Last year, after concluding that many passages in the document “no longer merited secrecy,” the Second Circuit published a redacted version of the Justice Department’s July 2010 Office of Legal Council memo that approved the “targeted killing” of Anwar al-Aulaqi. The court’s view was that government officials had already disclosed much of the information they were trying to withhold. In speeches, media interviews, and congressional testimony, officials had acknowledged the government’s role in the strike that killed al-Aulaqi, explained the purported legal basis for the strike, and invoked still-secret OLC memos to reassure the public that the strike was lawful. Having done all of this, the court said, the government couldn’t plausibly claim that the entirety of the July 2010 memo was still secret, and it couldn’t lawfully withhold the entirety of the memo under the Freedom of Information Act.
From one perspective, the Second Circuit’s ruling was a victory for transparency. Human rights groups and media organizations had been calling for the release of the legal memos underlying the targeted-killing program; thanks to the Second Circuit’s ruling, one of those memos — arguably the most important one — was made public. From another perspective, the court’s ruling wasn’t very significant at all. The ruling didn’t expose secrets. By its own terms, it exposed facts and legal analysis that had already been disclosed.
Whatever perspective one adopted, though, one thing seemed undeniable: The publication of the memo constituted an official disclosure of the government’s legal analysis.
But one should never underestimate the government’s willingness to deny the undeniable — a lesson I probably should have learned by now. Last week, the government filed a brief asking the Second Circuit to allow it to withhold other OLC memos relating to the targeted-killing program. In a footnote, the government provides this take on the court’s publication of the July 2010 OLC memo (which the government calls the “OLC-DOD Memorandum”):
The first two sentences of this footnote are a belated attempt to preserve the government’s ability to challenge the court’s conclusion that portions of the July 2010 memo had been officially acknowledged. I say “belated” both because the government didn’t petition for certiorari when it could have and because the memo has already been published.
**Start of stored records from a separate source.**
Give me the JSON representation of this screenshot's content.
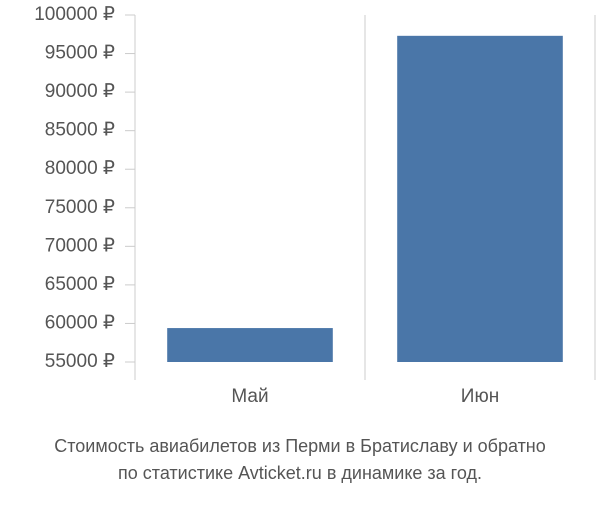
{
  "chart_data": {
    "type": "bar",
    "title": [
      "Стоимость авиабилетов из Перми в Братиславу и обратно",
      "по статистике Avticket.ru в динамике за год."
    ],
    "categories": [
      "Май",
      "Июн"
    ],
    "values": [
      59400,
      97300
    ],
    "color": "#4a76a8",
    "ylim": [
      55000,
      100000
    ],
    "yticks": [
      {
        "value": 55000,
        "label": "55000 ₽"
      },
      {
        "value": 60000,
        "label": "60000 ₽"
      },
      {
        "value": 65000,
        "label": "65000 ₽"
      },
      {
        "value": 70000,
        "label": "70000 ₽"
      },
      {
        "value": 75000,
        "label": "75000 ₽"
      },
      {
        "value": 80000,
        "label": "80000 ₽"
      },
      {
        "value": 85000,
        "label": "85000 ₽"
      },
      {
        "value": 90000,
        "label": "90000 ₽"
      },
      {
        "value": 95000,
        "label": "95000 ₽"
      },
      {
        "value": 100000,
        "label": "100000 ₽"
      }
    ],
    "grid": true
  }
}
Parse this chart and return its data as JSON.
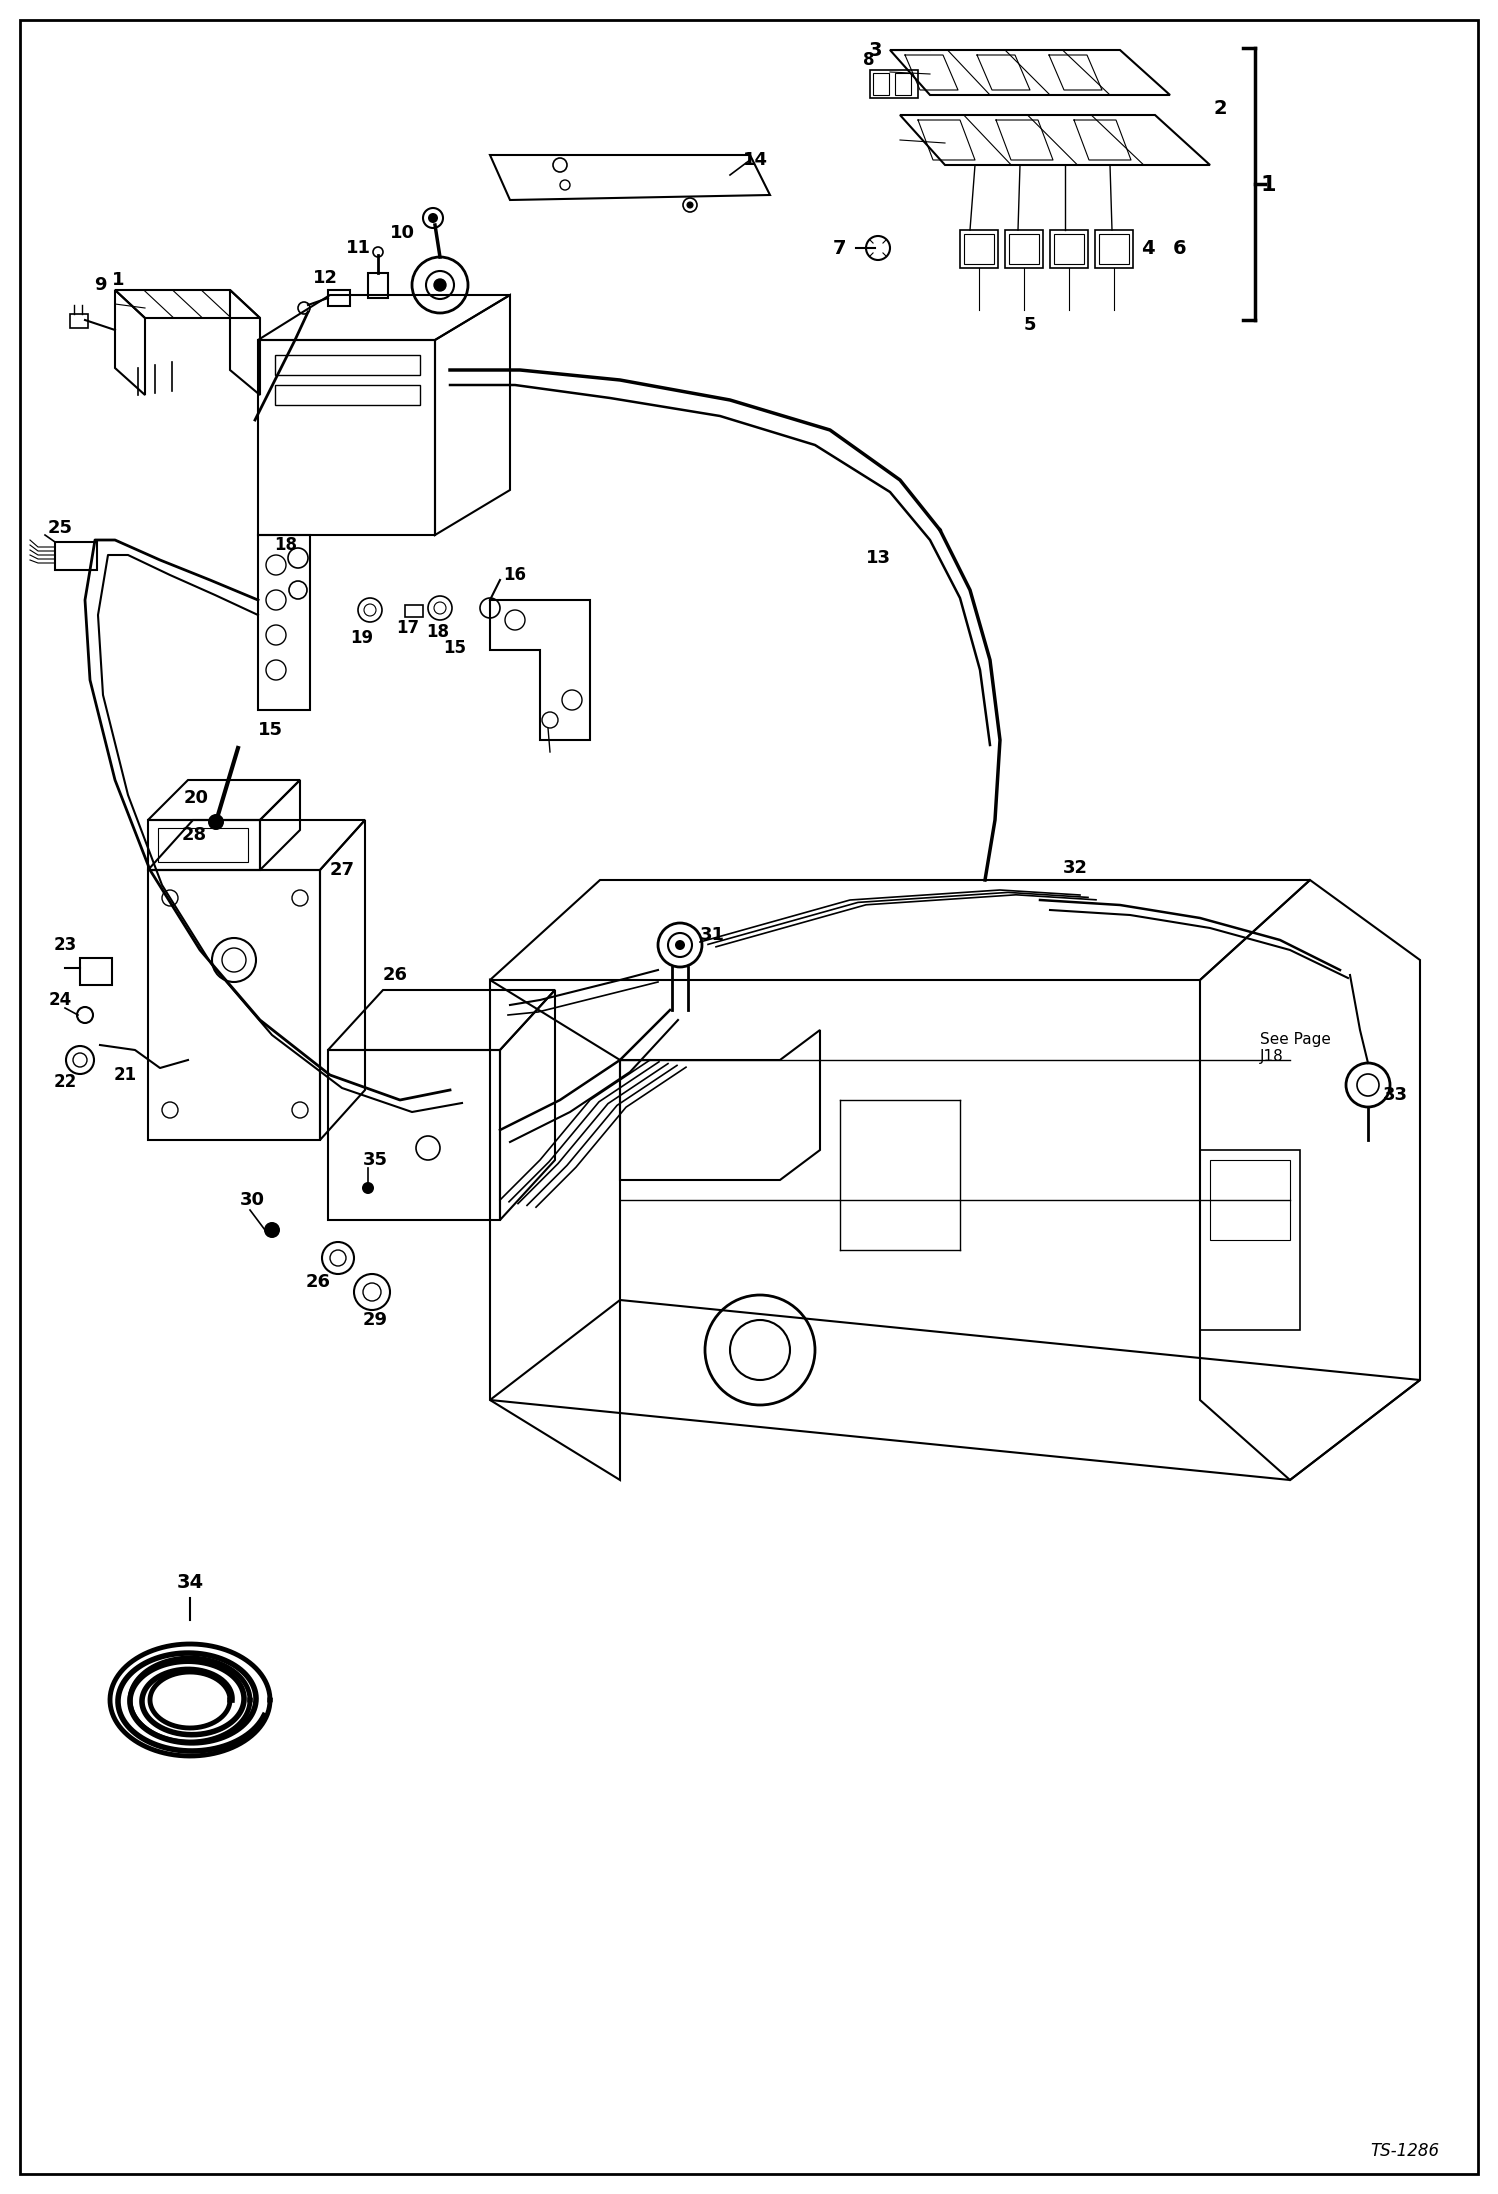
{
  "fig_width": 14.98,
  "fig_height": 21.94,
  "dpi": 100,
  "bg_color": "#ffffff",
  "lc": "#000000",
  "diagram_code": "TS-1286"
}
But it’s the last sentence of the footnote that is truly remarkable — unreal, one might even say. Sure, the government says, the Second Circuit published the July 2010 memo, and sure, it published the memo after having concluded that the government had officially acknowledged the memo’s contents, and after the government declined to file a petition for certiorari to the Supreme Court. But so what?, the government says. We don’t consider the Second Circuit’s publication of the memo to have been an official disclosure. As far as we’re concerned, the government says, the memo is still secret.
I’ve written elsewhere about the implications of this kind of official secrecy. I’m not sure what else to say about it, except that the government’s footnote calls to mind Karl Rove’s infamous remark to Ron Suskind about the construction of “reality”:
We’re an empire now, and when we act, we create our own reality. And while you’re studying that reality—judiciously, as you will—we’ll act again, creating other new realities, which you can study too, and that’s how things will sort out.
Rove’s targets at the time were journalists and doves — members of what he called “the reality-based community” — but Rove’s use of the word “judiciously” perhaps suggests that his statement has broader application. In the empire, he seems to be saying, the executive creates reality. The rest of us — judges included — can only study it.